Freshman son rattled about Organic chemistry may give up med school.

I saw this thread pop up on the homepage, so I thought I would throw in my two cents. I’m taking Organic I as a freshman now and just took my final. The current average is a 95. I failed my first test though and my first lab. I was discouraged, but I started using Organic Chemistry as a Second Language, Organic Chemistry for Dummies, a 3D Structure Kit, and Mastering Organic Chemistry (online videos). I’m not sure how much time your S is putting in, but I study for it at least two hours a night, and I go to weekly office hours and tutoring. Is it time-consuming, yeah, but I notice a difference from the first few weeks of the semester. I literally eat, sleep, and breathe Organic Chemistry lol. Organic Chemistry is very demanding, hence why it’s typically a weed-out class for pre-meds. However, my brother got a C in Organic Chemistry I and then managed to get an A in Organic Chemistry II. The material is harder (from what I’ve heard), but he pulled it off. Like others have said, if your son gets a C, then I would suggest he sticks it out one more semester and then decides. Did he perform okay in General Chemistry? I know they are different, but a strong gen chem foundation helps in organic. My gen chem professor, the first day of lecture, taught us how to draw some easy-medium structures from Organic. I thought he was crazy and when I got to Orgo the first day I thanked him. I will say, failing that first test was definitely a reality check for me that this wasn’t high school anymore and that if I wanted to be a doctor and go to medical school, then I had to step up my game.

@NosyCaliparent

A friend of mine was a pre-med at Stanford. She ran into that same orgo buzzsaw. She said that she dropped the class fairly late in the semester. The following term, she spent some time on the early material before the class began, and got a tutor to help her starting before the first class met. She got through the class, got into med school, and now has been a doctor for many years. She says it was the most difficult class she ever had, but she is glad she pushed through it.
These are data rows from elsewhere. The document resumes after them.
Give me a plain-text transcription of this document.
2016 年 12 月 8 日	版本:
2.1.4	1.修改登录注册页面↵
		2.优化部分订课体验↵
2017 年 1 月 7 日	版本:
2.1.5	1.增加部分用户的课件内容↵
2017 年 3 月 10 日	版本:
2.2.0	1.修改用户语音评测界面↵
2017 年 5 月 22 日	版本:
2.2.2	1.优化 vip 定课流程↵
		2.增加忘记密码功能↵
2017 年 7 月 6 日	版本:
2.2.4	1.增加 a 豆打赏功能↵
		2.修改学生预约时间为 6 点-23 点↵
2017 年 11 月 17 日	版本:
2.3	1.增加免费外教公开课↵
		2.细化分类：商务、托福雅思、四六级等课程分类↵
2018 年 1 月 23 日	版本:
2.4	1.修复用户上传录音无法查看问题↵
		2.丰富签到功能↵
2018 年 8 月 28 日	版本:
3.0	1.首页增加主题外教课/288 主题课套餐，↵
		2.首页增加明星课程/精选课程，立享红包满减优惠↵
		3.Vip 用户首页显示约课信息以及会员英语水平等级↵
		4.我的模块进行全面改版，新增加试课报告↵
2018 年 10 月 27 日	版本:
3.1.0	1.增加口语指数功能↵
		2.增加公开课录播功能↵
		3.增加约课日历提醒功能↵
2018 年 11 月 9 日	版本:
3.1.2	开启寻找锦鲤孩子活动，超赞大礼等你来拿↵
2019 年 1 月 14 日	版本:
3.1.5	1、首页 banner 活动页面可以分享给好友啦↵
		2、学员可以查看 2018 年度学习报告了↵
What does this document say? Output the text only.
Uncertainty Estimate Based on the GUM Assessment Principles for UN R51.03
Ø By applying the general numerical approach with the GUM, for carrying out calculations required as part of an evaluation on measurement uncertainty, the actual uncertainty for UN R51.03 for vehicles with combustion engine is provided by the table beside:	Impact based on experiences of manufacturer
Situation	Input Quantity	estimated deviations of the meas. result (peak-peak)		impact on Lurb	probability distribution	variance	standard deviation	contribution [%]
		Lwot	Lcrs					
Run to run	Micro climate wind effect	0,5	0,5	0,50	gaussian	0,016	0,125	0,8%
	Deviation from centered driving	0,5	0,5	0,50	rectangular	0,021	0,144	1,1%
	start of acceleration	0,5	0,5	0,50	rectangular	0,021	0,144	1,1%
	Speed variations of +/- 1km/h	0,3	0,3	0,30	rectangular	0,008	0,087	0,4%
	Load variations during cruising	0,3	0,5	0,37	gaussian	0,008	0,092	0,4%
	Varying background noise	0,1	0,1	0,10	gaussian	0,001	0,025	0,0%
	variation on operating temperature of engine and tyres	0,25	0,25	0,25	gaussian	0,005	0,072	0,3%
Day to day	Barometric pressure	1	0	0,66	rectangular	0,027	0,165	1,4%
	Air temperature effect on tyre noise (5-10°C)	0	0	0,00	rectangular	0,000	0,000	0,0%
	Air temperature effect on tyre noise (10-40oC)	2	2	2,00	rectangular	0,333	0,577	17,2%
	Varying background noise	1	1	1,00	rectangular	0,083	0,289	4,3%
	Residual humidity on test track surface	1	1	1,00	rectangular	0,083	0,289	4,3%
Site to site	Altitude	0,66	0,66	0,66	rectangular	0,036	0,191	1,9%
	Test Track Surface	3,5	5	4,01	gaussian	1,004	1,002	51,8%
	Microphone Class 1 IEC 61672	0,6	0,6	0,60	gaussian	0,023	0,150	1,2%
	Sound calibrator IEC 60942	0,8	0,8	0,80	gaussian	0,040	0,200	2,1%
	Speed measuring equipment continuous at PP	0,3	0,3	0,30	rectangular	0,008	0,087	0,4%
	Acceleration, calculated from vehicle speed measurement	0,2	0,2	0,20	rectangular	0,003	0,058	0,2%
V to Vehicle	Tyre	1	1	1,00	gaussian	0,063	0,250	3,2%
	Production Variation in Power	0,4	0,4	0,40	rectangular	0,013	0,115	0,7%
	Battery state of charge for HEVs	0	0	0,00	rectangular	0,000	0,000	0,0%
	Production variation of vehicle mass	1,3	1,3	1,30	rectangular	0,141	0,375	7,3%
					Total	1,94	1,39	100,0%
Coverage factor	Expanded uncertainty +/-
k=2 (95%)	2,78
I don’t know if your child has been doing any part-time job work during this last quarter.

My son did work while in college, but we agreed that during the Ochem semesters, he would only work on Friday afternoons (2-4 hours), so that he wouldn’t have work demands interfering.

@rvalover7
Thank you for those tips.

BTW…does your prof drop one test grade and one lab grade? For your avg to be a 95, it would seem to be the case.

@mom2collegekids Yes! He drops two lab grades, one test, and one problem set that we do. I know this is the parents forum, but I was hoping my advice maybe could help. It’s definitely a reality check!

@DadTwoGirls A Radiologist is a physician who went to med school, internship, residency, and likely a fellowship.”

Sorry, I was thinking of “Radiology Technician”. I do understand that it is not the same thing, but got the wrong term stuck in my head somehow.

Which does sort of emphasize the point that there are lots of “medical professional” options, and that I am not quite sure what all of them are.

@rvalover7
Thank you for your tips. I’m sure that there are students and parents sharing your post!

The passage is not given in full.